Kedua. Wanita diciptakan untuk menjadi penolong yang sepadan (ayat 18). Mengapa ? Karena tugas manusia untuk mengelola taman Eden bukan untuk dikerjakan sendirian. Semua binatang yang diciptakan Allah sebelum manusia pertama dijadikan, tidak dapat disepadankan dengan dirinya (ayat 20). Maka wanita diciptakan sebagai " penolong yang sepadan " untuk mendampingi manusia itu dalam menunaikan tugas mulia tersebut. Penolong sering dimengerti sebagai sekedar sistem yang berstatus lebih rendah daripada yang ditolong. Padahal kata yang sama digunakan juga untuk menyatakan bahwa Allah adalah penolong Israel (Ul. 33 : 26). Oleh karena itu, penolong di sini justru memiliki fungsi komplit artinya saling melengkapi. Wanita diciptakan untuk melengkapi pria, sehingga keduanya dapat mewujudkan karya pemeliharaan Allah bagi dunia ini. "Perempuan tidak diciptakan dari kepala laki-laki untuk mengatur laki-laki, juga bukan dari kakinya untuk diinjak-injak, tetapi dari rusuknya, di bawah lengannya untuk dilindungi dan paling dekat hatinya untuk dikasihi." Di dalam kisah penciptaan perempuan juga ditampilkan sebagai sepenuhnya bergantung pada suaminya dan tidak lengkap tanpa suaminya itu.

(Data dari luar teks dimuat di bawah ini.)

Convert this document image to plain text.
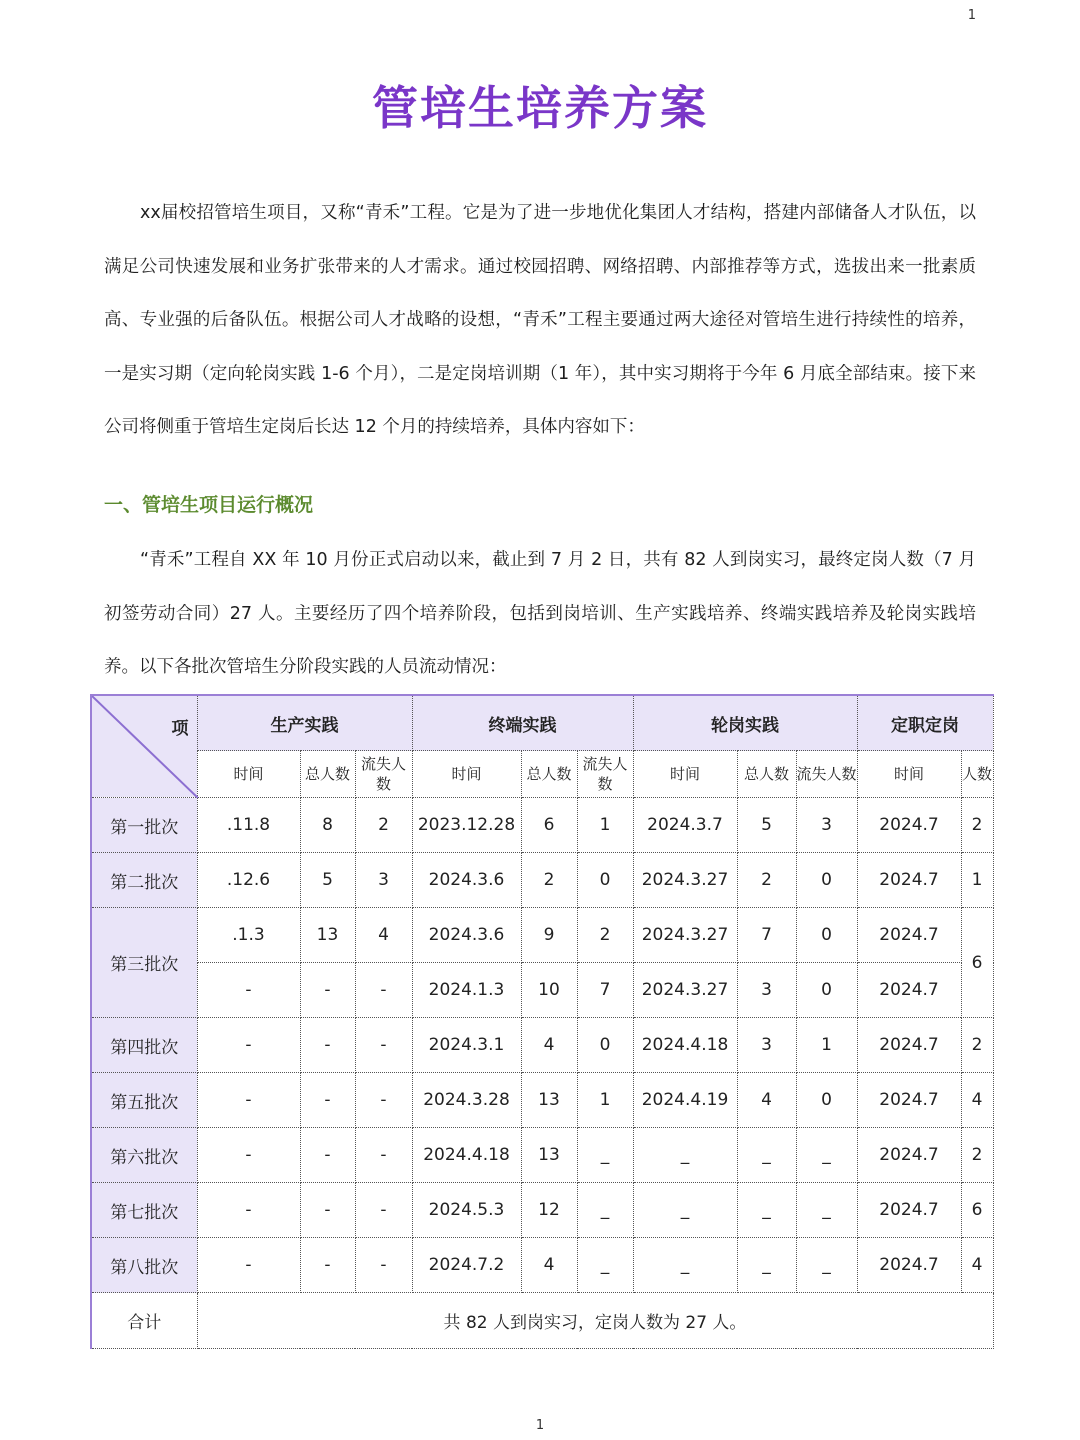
1
管培生培养方案

xx届校招管培生项目，又称“青禾”工程。它是为了进一步地优化集团人才结构，搭建内部储备人才队伍，以满足公司快速发展和业务扩张带来的人才需求。通过校园招聘、网络招聘、内部推荐等方式，选拔出来一批素质高、专业强的后备队伍。根据公司人才战略的设想，“青禾”工程主要通过两大途径对管培生进行持续性的培养，一是实习期（定向轮岗实践 1-6 个月），二是定岗培训期（1 年），其中实习期将于今年 6 月底全部结束。接下来公司将侧重于管培生定岗后长达 12 个月的持续培养，具体内容如下：

一、管培生项目运行概况

“青禾”工程自 XX 年 10 月份正式启动以来，截止到 7 月 2 日，共有 82 人到岗实习，最终定岗人数（7 月初签劳动合同）27 人。主要经历了四个培养阶段，包括到岗培训、生产实践培养、终端实践培养及轮岗实践培养。以下各批次管培生分阶段实践的人员流动情况：

项	生产实践			终端实践			轮岗实践			定职定岗	
	时间	总人数	流失人数	时间	总人数	流失人数	时间	总人数	流失人数	时间	人数
第一批次	.11.8	8	2	2023.12.28	6	1	2024.3.7	5	3	2024.7	2
第二批次	.12.6	5	3	2024.3.6	2	0	2024.3.27	2	0	2024.7	1
第三批次	.1.3	13	4	2024.3.6	9	2	2024.3.27	7	0	2024.7	6
	-	-	-	2024.1.3	10	7	2024.3.27	3	0	2024.7	
第四批次	-	-	-	2024.3.1	4	0	2024.4.18	3	1	2024.7	2
第五批次	-	-	-	2024.3.28	13	1	2024.4.19	4	0	2024.7	4
第六批次	-	-	-	2024.4.18	13	_	_	_	_	2024.7	2
第七批次	-	-	-	2024.5.3	12	_	_	_	_	2024.7	6
第八批次	-	-	-	2024.7.2	4	_	_	_	_	2024.7	4
合计	共 82 人到岗实习，定岗人数为 27 人。										
1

Demikian pula laki-laki tidak pernah lengkap tanpa perempuan/isterinya. Kenyataan ini merupakan kehendak Allah. Karena perempuan diciptakan dari rusuk laki-laki, dia terikat kepada laki-laki dan berkewajiban untuk menjadi penolong baginya. Laki - laki berkewajiban memberikan perlindungan penuh. Keduanya merupakan satu keutuhan yang sempurna, puncak ciptaan. Penulis Kitab Kejadian menyatakan bahwa dibangun (bana) Allah dari rusuk yang telah diambil dari laki - laki itu menjadi perempuan. Tangan yang telah membentuk tanah liat menjadi tubuh laki - laki mengambil sebagian dari tubuh hidup tersebut dan dibangun menjadi perempuan.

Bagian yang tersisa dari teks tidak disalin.